Identificados os entraves, atores e soluções, a senhora considera que nossa legislação precisa ser revista?
Na verdade, há um desrespeito à Constituição, que já garante um sistema que contemple iniciativa privada, sistema público e estatal. Quando os constituintes fizeram isso, foi na perspectiva de termos um sistema complementar.

Na sua avaliação, este sistema complementar existe de fato?
Luciana Santos – Muito desigual, exatamente pelo poder financeiro que se sobrepõe ao perfil educativo que deveria nortear as empresas de comunicação. A mídia livre faz um contraponto importante, fundamental. Mas não tem comparação com a televisão, por exemplo, que chega a mais de 90% da população. Por mais que você tenha veículos alternativos, a diferença é abissal. Por isso, a necessidade de combater o monopólio e dar condições reais de disputa da narrativa.

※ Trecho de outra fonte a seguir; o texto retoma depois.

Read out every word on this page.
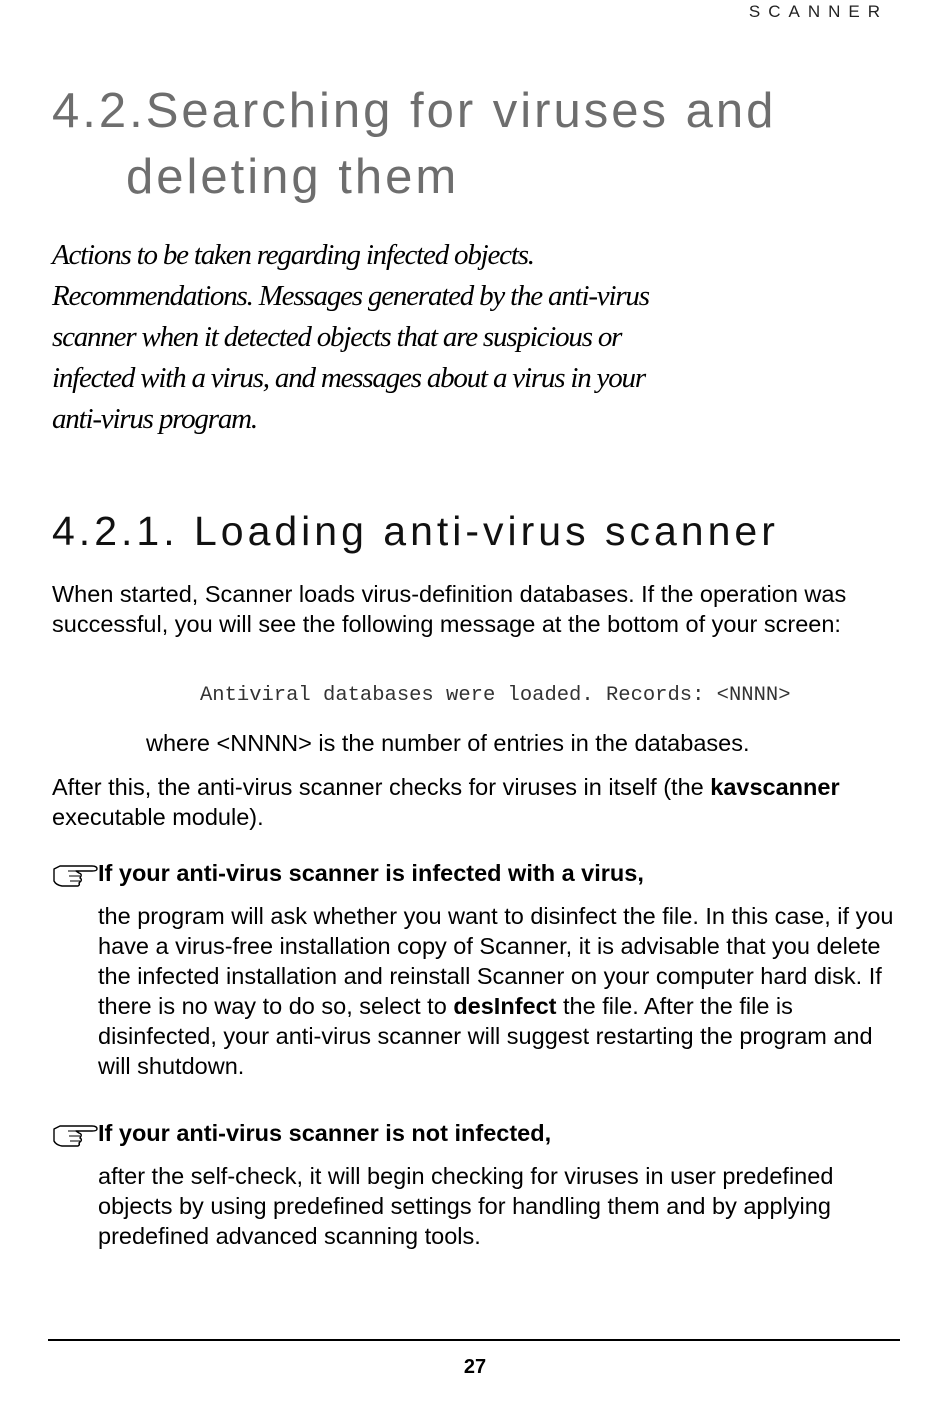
SCANNER
4.2.Searching for viruses and
deleting them

Actions to be taken regarding infected objects. Recommendations. Messages generated by the anti-virus scanner when it detected objects that are suspicious or infected with a virus, and messages about a virus in your anti-virus program.

4.2.1. Loading anti-virus scanner

When started, Scanner loads virus-definition databases. If the operation was successful, you will see the following message at the bottom of your screen:

Antiviral databases were loaded. Records: <NNNN>

where <NNNN> is the number of entries in the databases.

After this, the anti-virus scanner checks for viruses in itself (the kavscanner executable module).

If your anti-virus scanner is infected with a virus,
the program will ask whether you want to disinfect the file. In this case, if you have a virus-free installation copy of Scanner, it is advisable that you delete the infected installation and reinstall Scanner on your computer hard disk. If there is no way to do so, select to desInfect the file. After the file is disinfected, your anti-virus scanner will suggest restarting the program and will shutdown.
If your anti-virus scanner is not infected,
after the self-check, it will begin checking for viruses in user predefined objects by using predefined settings for handling them and by applying predefined advanced scanning tools.
27
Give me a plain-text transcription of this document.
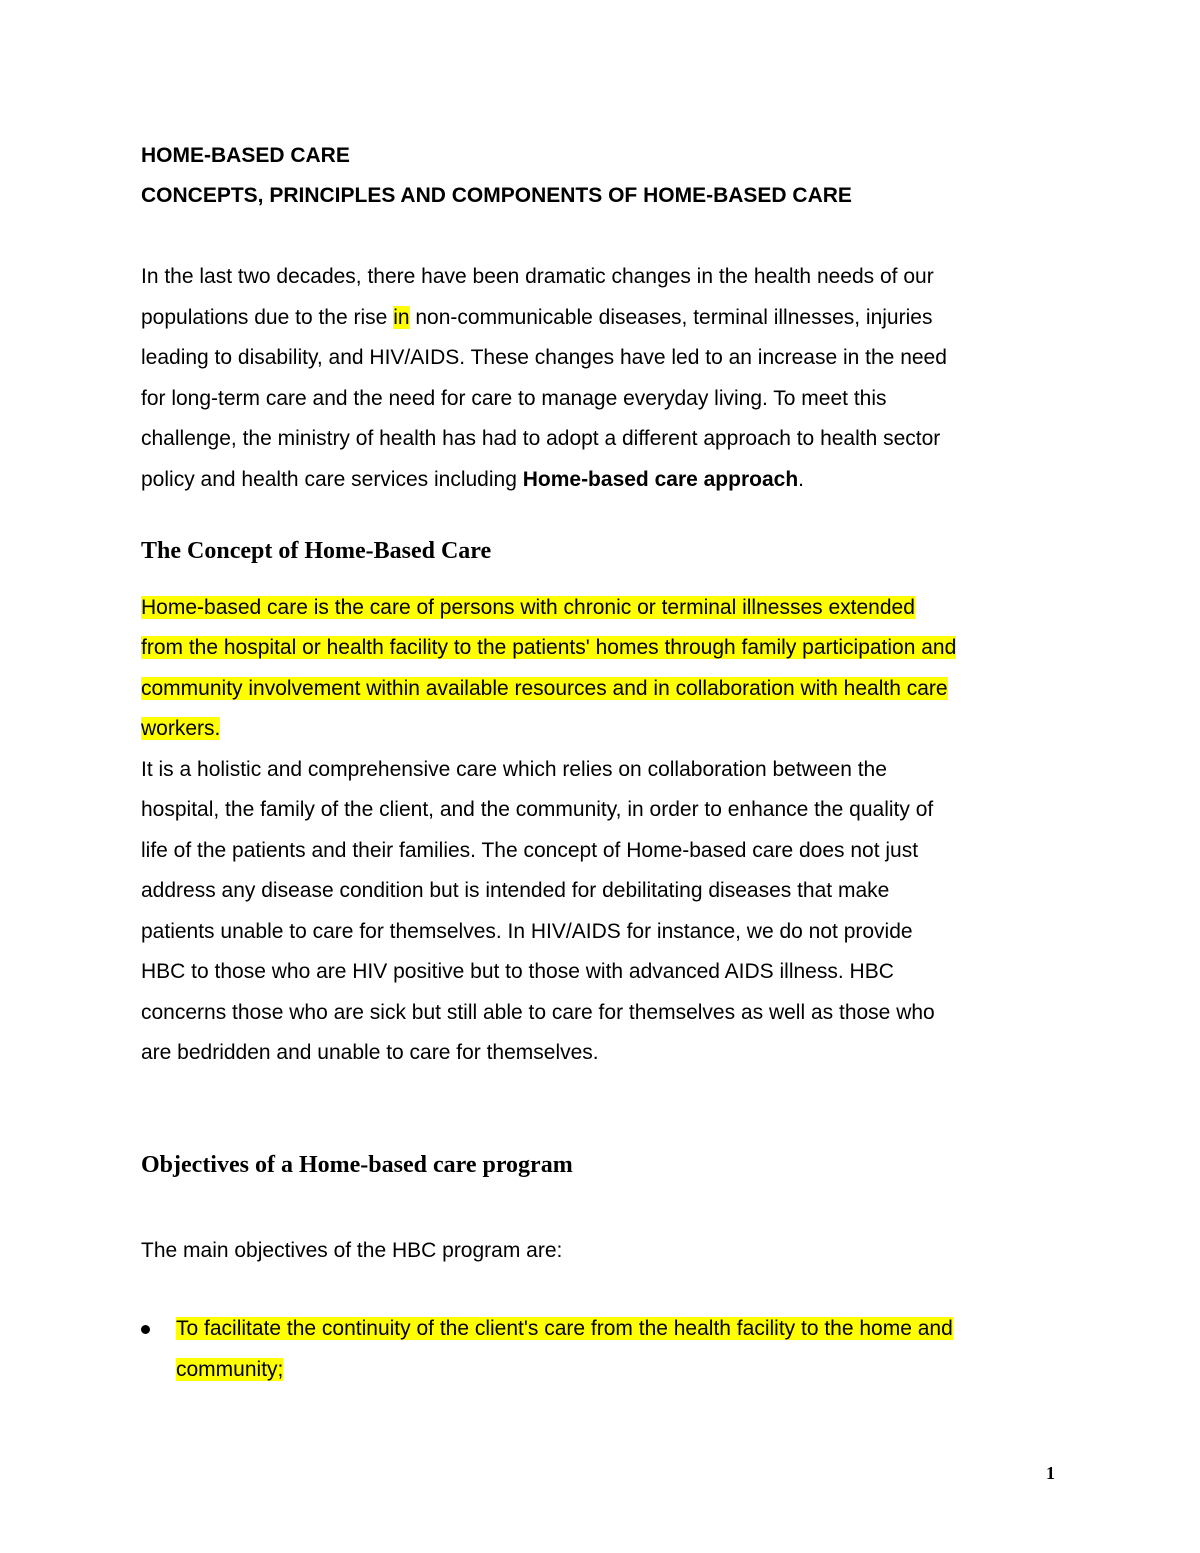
HOME-BASED CARE
CONCEPTS, PRINCIPLES AND COMPONENTS OF HOME-BASED CARE
In the last two decades, there have been dramatic changes in the health needs of our
populations due to the rise in non-communicable diseases, terminal illnesses, injuries
leading to disability, and HIV/AIDS. These changes have led to an increase in the need
for long-term care and the need for care to manage everyday living. To meet this
challenge, the ministry of health has had to adopt a different approach to health sector
policy and health care services including Home-based care approach.
The Concept of Home-Based Care
Home-based care is the care of persons with chronic or terminal illnesses extended
from the hospital or health facility to the patients' homes through family participation and
community involvement within available resources and in collaboration with health care
workers.
It is a holistic and comprehensive care which relies on collaboration between the
hospital, the family of the client, and the community, in order to enhance the quality of
life of the patients and their families. The concept of Home-based care does not just
address any disease condition but is intended for debilitating diseases that make
patients unable to care for themselves. In HIV/AIDS for instance, we do not provide
HBC to those who are HIV positive but to those with advanced AIDS illness. HBC
concerns those who are sick but still able to care for themselves as well as those who
are bedridden and unable to care for themselves.
Objectives of a Home-based care program
The main objectives of the HBC program are:
To facilitate the continuity of the client's care from the health facility to the home and
community;
1
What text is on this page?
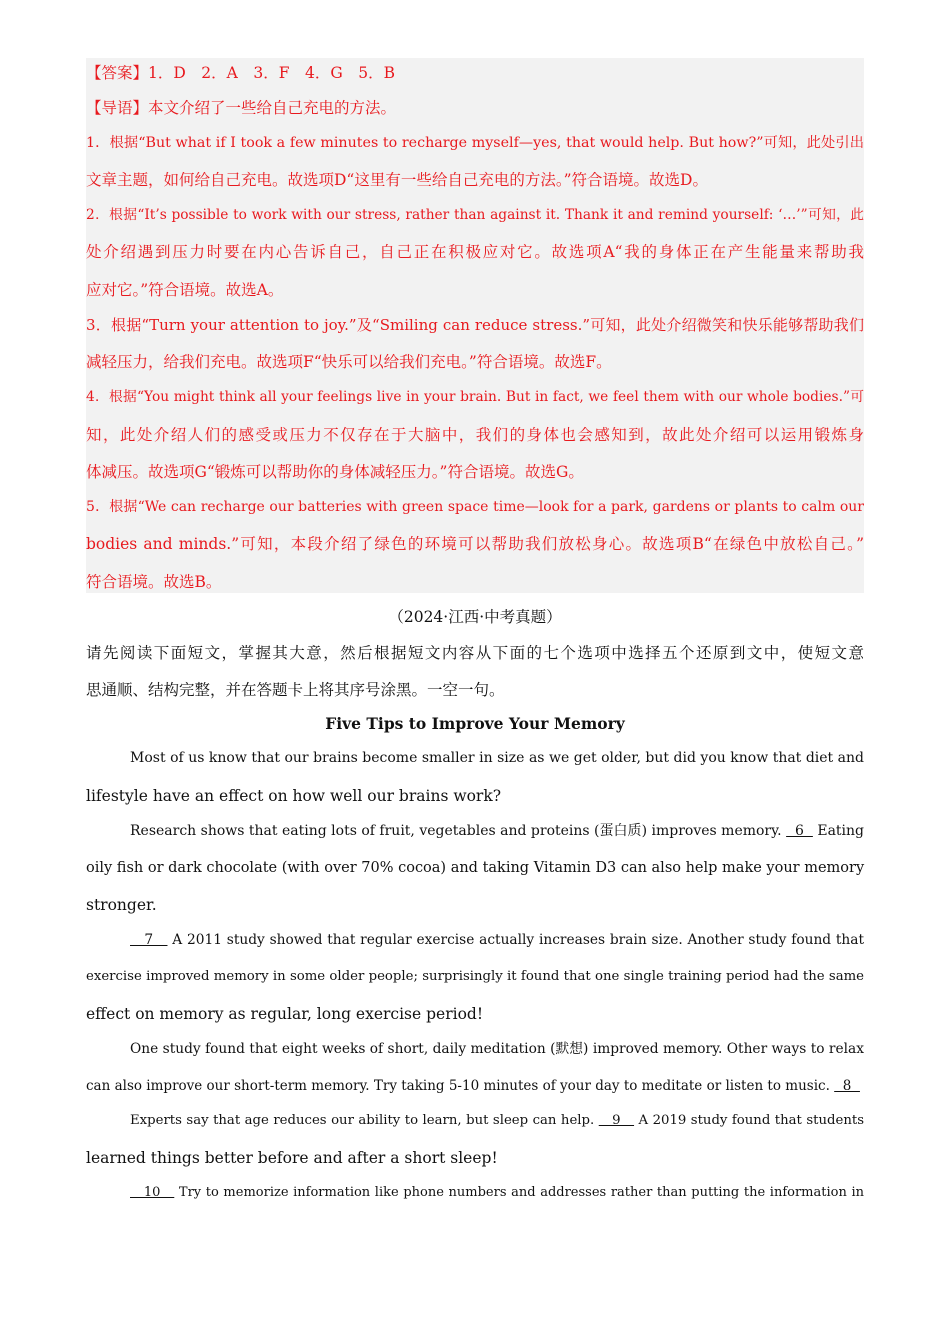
【答案】1．D　2．A　3．F　4．G　5．B
【导语】本文介绍了一些给自己充电的方法。
1．根据“But what if I took a few minutes to recharge myself—yes, that would help. But how?”可知，此处引出
文章主题，如何给自己充电。故选项D“这里有一些给自己充电的方法。”符合语境。故选D。
2．根据“It’s possible to work with our stress, rather than against it. Thank it and remind yourself: ‘…’”可知，此
处介绍遇到压力时要在内心告诉自己，自己正在积极应对它。故选项A“我的身体正在产生能量来帮助我
应对它。”符合语境。故选A。
3．根据“Turn your attention to joy.”及“Smiling can reduce stress.”可知，此处介绍微笑和快乐能够帮助我们
减轻压力，给我们充电。故选项F“快乐可以给我们充电。”符合语境。故选F。
4．根据“You might think all your feelings live in your brain. But in fact, we feel them with our whole bodies.”可
知，此处介绍人们的感受或压力不仅存在于大脑中，我们的身体也会感知到，故此处介绍可以运用锻炼身
体减压。故选项G“锻炼可以帮助你的身体减轻压力。”符合语境。故选G。
5．根据“We can recharge our batteries with green space time—look for a park, gardens or plants to calm our
bodies and minds.”可知，本段介绍了绿色的环境可以帮助我们放松身心。故选项B“在绿色中放松自己。”
符合语境。故选B。
（2024·江西·中考真题）
请先阅读下面短文，掌握其大意，然后根据短文内容从下面的七个选项中选择五个还原到文中，使短文意
思通顺、结构完整，并在答题卡上将其序号涂黑。一空一句。
Five Tips to Improve Your Memory
Most of us know that our brains become smaller in size as we get older, but did you know that diet and
lifestyle have an effect on how well our brains work?
Research shows that eating lots of fruit, vegetables and proteins (蛋白质) improves memory.   6   Eating
oily fish or dark chocolate (with over 70% cocoa) and taking Vitamin D3 can also help make your memory
stronger.
7    A 2011 study showed that regular exercise actually increases brain size. Another study found that
exercise improved memory in some older people; surprisingly it found that one single training period had the same
effect on memory as regular, long exercise period!
One study found that eight weeks of short, daily meditation (默想) improved memory. Other ways to relax
can also improve our short-term memory. Try taking 5-10 minutes of your day to meditate or listen to music.   8
Experts say that age reduces our ability to learn, but sleep can help.    9    A 2019 study found that students
learned things better before and after a short sleep!
10    Try to memorize information like phone numbers and addresses rather than putting the information in
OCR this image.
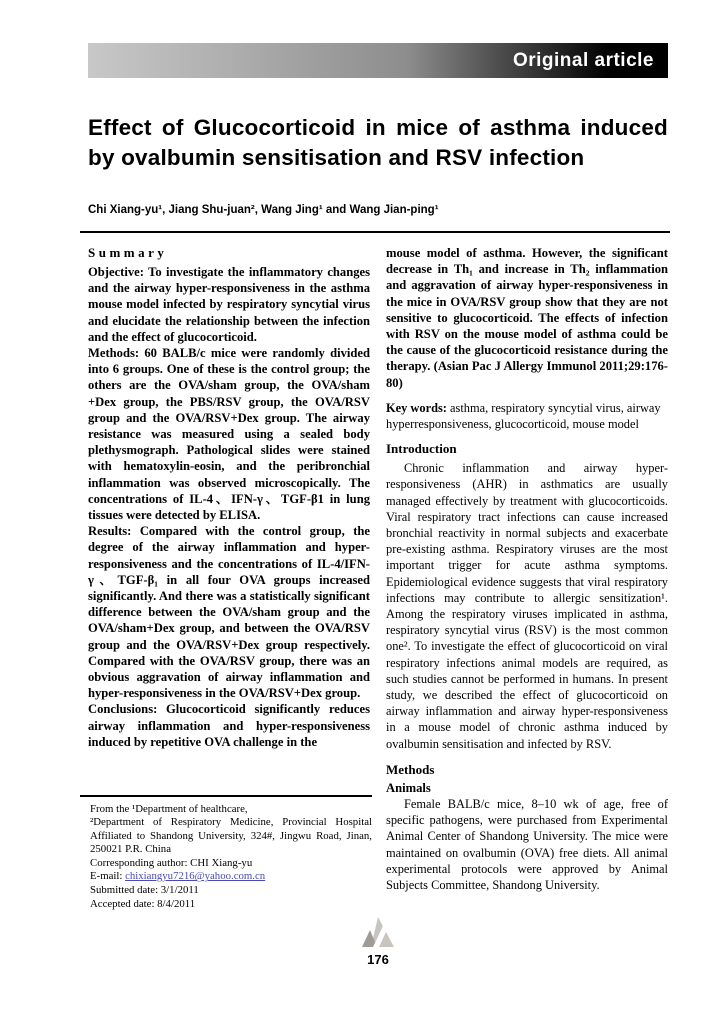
Original article
Effect of Glucocorticoid in mice of asthma induced by ovalbumin sensitisation and RSV infection
Chi Xiang-yu¹, Jiang Shu-juan², Wang Jing¹ and Wang Jian-ping¹
Summary

Objective: To investigate the inflammatory changes and the airway hyper-responsiveness in the asthma mouse model infected by respiratory syncytial virus and elucidate the relationship between the infection and the effect of glucocorticoid.

Methods: 60 BALB/c mice were randomly divided into 6 groups. One of these is the control group; the others are the OVA/sham group, the OVA/sham +Dex group, the PBS/RSV group, the OVA/RSV group and the OVA/RSV+Dex group. The airway resistance was measured using a sealed body plethysmograph. Pathological slides were stained with hematoxylin-eosin, and the peribronchial inflammation was observed microscopically. The concentrations of IL-4、IFN-γ、TGF-β1 in lung tissues were detected by ELISA.

Results: Compared with the control group, the degree of the airway inflammation and hyper-responsiveness and the concentrations of IL-4/IFN-γ、TGF-β₁ in all four OVA groups increased significantly. And there was a statistically significant difference between the OVA/sham group and the OVA/sham+Dex group, and between the OVA/RSV group and the OVA/RSV+Dex group respectively. Compared with the OVA/RSV group, there was an obvious aggravation of airway inflammation and hyper-responsiveness in the OVA/RSV+Dex group.

Conclusions: Glucocorticoid significantly reduces airway inflammation and hyper-responsiveness induced by repetitive OVA challenge in the

mouse model of asthma. However, the significant decrease in Th₁ and increase in Th₂ inflammation and aggravation of airway hyper-responsiveness in the mice in OVA/RSV group show that they are not sensitive to glucocorticoid. The effects of infection with RSV on the mouse model of asthma could be the cause of the glucocorticoid resistance during the therapy. (Asian Pac J Allergy Immunol 2011;29:176-80)

Key words: asthma, respiratory syncytial virus, airway hyperresponsiveness, glucocorticoid, mouse model

Introduction

Chronic inflammation and airway hyper-responsiveness (AHR) in asthmatics are usually managed effectively by treatment with glucocorticoids. Viral respiratory tract infections can cause increased bronchial reactivity in normal subjects and exacerbate pre-existing asthma. Respiratory viruses are the most important trigger for acute asthma symptoms. Epidemiological evidence suggests that viral respiratory infections may contribute to allergic sensitization¹. Among the respiratory viruses implicated in asthma, respiratory syncytial virus (RSV) is the most common one². To investigate the effect of glucocorticoid on viral respiratory infections animal models are required, as such studies cannot be performed in humans. In present study, we described the effect of glucocorticoid on airway inflammation and airway hyper-responsiveness in a mouse model of chronic asthma induced by ovalbumin sensitisation and infected by RSV.

Methods
Animals

Female BALB/c mice, 8–10 wk of age, free of specific pathogens, were purchased from Experimental Animal Center of Shandong University. The mice were maintained on ovalbumin (OVA) free diets. All animal experimental protocols were approved by Animal Subjects Committee, Shandong University.

From the ¹Department of healthcare,

²Department of Respiratory Medicine, Provincial Hospital Affiliated to Shandong University, 324#, Jingwu Road, Jinan, 250021 P.R. China

Corresponding author: CHI Xiang-yu

E-mail: chixiangyu7216@yahoo.com.cn

Submitted date: 3/1/2011

Accepted date: 8/4/2011

176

Até que ponto esta hegemonia da televisão influencia na formação política da sociedade?
Vamos a outro exemplo. O discurso do quanto pior melhor das últimas eleições foi avassalador, um massacre. O nível de abstenção foi nessa esteira. Aliás, faz 11 anos que, todos os dias no Brasil, os grandes meios de comunicação dizem que o país quebrou com a esquerda. O problema deles está na discordância com o projeto político. É preciso que a população compreenda essa manipulação. A tentativa de criminalizar a política está clara. Tanto é que diversas lideranças de outras legendas estão envolvidas em desvios, mas contam com o silêncio dos jornais e da televisão que, em muitas situações, são deles. Sai denúncia, delação, e não acontece nada com a direita brasileira.

E como desatar esse nó?
A saída política se dá pela resistência consciente, no Parlamento, nas ruas e nas redes. Qualquer alternativa que exclua a sociedade do processo não pode ser sequer pensada.